BY DEV BHAT
After two performances at the Great American Music Hall, it is safe to say that San Francisco loves the band Man Man. For the uninitiated, Man Man is a finely crafted brand of chaos, control and community out of Philly. Those familiar with its live act might compare the experience to being at a wild gypsy carnival in which the audience is an active participant. Man Man’s live performances have the reputation of sparking an animalistic reaction from the audience.

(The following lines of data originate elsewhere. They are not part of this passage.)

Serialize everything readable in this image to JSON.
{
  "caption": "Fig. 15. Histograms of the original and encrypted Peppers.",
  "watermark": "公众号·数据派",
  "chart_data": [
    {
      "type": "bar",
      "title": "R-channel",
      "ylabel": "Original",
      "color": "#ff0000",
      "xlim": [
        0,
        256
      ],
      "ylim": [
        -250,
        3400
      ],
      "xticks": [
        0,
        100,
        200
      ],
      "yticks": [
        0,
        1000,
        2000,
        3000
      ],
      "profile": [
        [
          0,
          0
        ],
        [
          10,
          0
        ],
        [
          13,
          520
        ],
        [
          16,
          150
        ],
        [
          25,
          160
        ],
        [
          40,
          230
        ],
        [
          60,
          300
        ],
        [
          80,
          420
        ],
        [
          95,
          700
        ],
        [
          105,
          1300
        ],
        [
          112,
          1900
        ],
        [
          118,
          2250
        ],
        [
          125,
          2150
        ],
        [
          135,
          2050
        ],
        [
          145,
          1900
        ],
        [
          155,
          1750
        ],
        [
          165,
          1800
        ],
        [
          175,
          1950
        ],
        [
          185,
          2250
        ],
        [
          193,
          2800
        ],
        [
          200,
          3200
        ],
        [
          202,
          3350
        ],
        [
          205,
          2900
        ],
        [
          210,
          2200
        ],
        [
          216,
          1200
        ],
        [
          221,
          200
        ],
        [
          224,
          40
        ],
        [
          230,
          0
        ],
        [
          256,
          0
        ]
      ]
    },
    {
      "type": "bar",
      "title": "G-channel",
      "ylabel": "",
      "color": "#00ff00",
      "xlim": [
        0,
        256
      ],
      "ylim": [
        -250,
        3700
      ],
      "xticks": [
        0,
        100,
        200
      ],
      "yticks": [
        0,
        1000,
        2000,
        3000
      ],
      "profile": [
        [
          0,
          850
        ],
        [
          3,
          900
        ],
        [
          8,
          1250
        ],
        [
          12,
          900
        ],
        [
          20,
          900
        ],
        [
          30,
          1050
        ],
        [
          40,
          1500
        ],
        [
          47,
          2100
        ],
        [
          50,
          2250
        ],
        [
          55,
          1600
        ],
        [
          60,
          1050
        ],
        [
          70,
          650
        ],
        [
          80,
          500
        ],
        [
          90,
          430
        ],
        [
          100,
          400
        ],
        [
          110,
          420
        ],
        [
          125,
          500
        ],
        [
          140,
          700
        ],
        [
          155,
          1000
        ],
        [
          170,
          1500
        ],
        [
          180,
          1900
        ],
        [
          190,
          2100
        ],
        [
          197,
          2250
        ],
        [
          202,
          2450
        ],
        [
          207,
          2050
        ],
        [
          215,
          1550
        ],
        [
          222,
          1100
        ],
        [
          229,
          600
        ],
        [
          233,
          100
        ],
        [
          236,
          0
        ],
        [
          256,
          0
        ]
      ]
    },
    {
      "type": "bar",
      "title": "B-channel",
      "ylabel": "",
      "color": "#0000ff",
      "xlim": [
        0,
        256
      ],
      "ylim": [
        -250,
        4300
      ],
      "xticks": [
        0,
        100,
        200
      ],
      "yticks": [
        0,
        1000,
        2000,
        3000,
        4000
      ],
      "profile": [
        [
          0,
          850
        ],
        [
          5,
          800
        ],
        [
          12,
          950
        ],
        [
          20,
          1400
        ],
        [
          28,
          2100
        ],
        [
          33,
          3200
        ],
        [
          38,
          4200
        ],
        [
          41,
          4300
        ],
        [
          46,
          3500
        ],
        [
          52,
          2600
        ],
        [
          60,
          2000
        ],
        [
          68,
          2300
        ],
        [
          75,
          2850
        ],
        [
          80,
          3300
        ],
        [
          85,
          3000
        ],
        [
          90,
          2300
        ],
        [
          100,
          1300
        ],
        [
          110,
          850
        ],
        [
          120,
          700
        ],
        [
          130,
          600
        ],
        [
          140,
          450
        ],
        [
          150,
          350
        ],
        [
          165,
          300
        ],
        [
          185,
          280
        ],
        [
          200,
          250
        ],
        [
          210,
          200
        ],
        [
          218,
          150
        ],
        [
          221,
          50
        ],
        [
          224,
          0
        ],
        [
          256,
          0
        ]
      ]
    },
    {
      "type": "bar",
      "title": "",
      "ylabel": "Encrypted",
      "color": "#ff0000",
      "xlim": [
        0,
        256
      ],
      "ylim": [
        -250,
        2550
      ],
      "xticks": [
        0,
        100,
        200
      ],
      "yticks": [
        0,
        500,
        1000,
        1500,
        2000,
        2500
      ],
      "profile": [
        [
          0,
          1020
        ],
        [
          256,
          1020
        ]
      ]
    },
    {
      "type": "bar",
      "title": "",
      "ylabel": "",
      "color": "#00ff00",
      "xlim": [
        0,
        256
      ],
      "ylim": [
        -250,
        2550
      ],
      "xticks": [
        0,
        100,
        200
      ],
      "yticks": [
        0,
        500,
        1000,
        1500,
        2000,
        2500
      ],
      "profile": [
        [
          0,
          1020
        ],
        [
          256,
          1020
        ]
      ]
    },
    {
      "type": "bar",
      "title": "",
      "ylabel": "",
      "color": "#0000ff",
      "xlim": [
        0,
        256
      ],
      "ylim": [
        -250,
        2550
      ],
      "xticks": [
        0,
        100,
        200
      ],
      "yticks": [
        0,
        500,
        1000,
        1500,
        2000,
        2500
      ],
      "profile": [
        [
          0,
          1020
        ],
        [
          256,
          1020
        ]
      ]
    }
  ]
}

The opening act at a Man Man show is just as important as the main performance. Man Man has never failed selecting great openers (Yeasayer and Grandchildren are among them). This tour featured Brooklynite Xenia Rubinos, who plays the electric piano and has a monumental vocal range. She was joined onstage by drummer Marco Buccelli who could only be described as a mathematician in his attention to detailed beats. Xenia was supporting her recent release, Magic Trix, and lovingly told the audience this had been her first time in San Francisco.
After Xenia’s performance, Man Man walked onstage to a remix of Cher’s “Do You Believe.” This eventually morphed into the gentle horn intro of “Oni Swan”. “Born Tight” followed immediately afterward, making a lighter start to a typically chaotic performance. However, it took no time at all for Man Man to launch into “Hot Bat,” and then into a seldom-heard classic, “Zebra.”
A mosh-pit tentatively broke out no less than a few seconds into this song. People jumped up and down, fell over and launched themselves across the floor, but the audience didn’t miss a single lyric. Man Man pushed through their setlist with incredibly energy. Frontman Honus Honus guided the insanity and often interacted with his screaming fans. At one point, he placed his mic stand in the middle of the second row of people and sang to it as they held it for him. Even drummer and co-frontman PowPow was able to get the calculated reactions he wanted from the crowd. In a combination of skill and wit, he would stand on his own kit and signal the audience at different sing-along points of the songs. Accompanied by a backing of horns and synths, they belted out mostly new tracks. In addition to “Zebra,” they did indulge the audience with old and rare favorites including “Push The Eagles Stomach” and “Young Einstein on The Beach.” “Mister Jung Stuffed” continues to be a crowd pleaser. Though many of the old members have been replaced by new musicians, there is no doubt that Man Man understands its sound and knows how to take advantage of it in a live setting.
Man Man took only a minute-long break after their set before being demanded back to the stage after a series of foot stomps, claps and an audience rendition of “We Will Rock You.” A quick three-song encore with two new tracks and a send-off with “Rabbit Habits” topped off the show.
Among the many other talented music acts out there, Man Man is one of the hardest working and most spirited. The musicians serve as an example for which live music standards should be held.